En bref
En oncologie, la kinésithérapie propose une activité physique adaptée et des soins de soutien pour limiter la fatigue, le déconditionnement et certaines gênes liées aux traitements.
Symptôme : Fatigue, déconditionnement pendant ou après un cancer
Durée indicative : Accompagnement adapté pendant et après les traitements
RDV : +237 6 94 88 58 36
Contenu relu et mis à jour le 17 juin 2026
Un cancer et ses traitements mettent le corps à rude épreuve : fatigue intense, perte de force et de masse musculaire, baisse du souffle, raideurs, parfois douleurs ou gonflements. On parle de déconditionnement : à force de moins bouger, le corps s'affaiblit, ce qui augmente encore la fatigue. Un cercle dont il est difficile de sortir seul.

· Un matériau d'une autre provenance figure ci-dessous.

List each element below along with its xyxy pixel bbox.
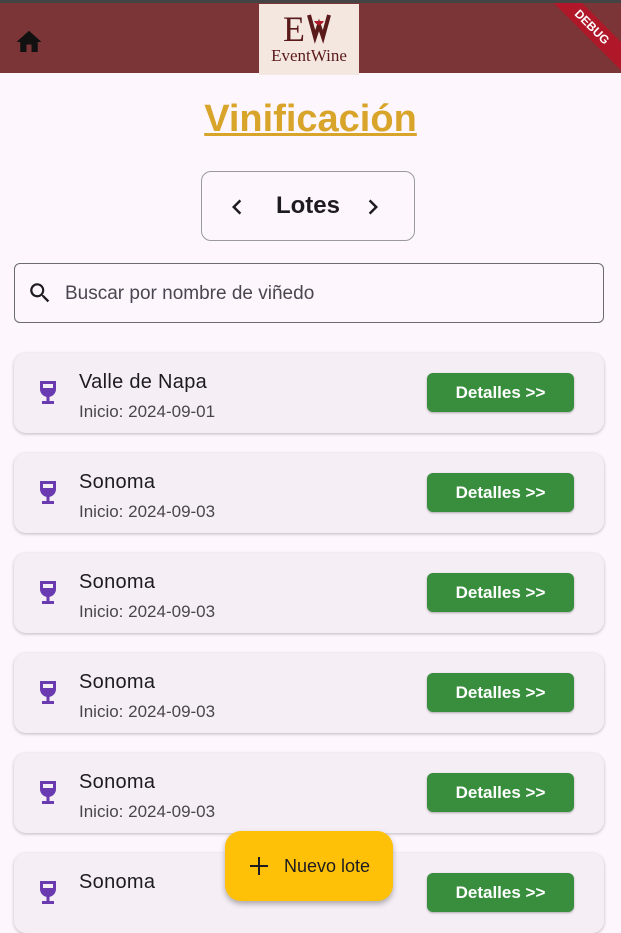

La kinésithérapie ne soigne pas le cancer. C'est le rôle de l'équipe d'oncologie. Elle propose une activité physique adaptée et des soins de soutien qui aident à mieux traverser cette période : entretenir la forme, limiter la perte musculaire, soulager certaines gênes et préserver le moral. De nombreux travaux montrent qu'une activité bien encadrée, pendant et après les traitements, aide à mieux supporter la maladie.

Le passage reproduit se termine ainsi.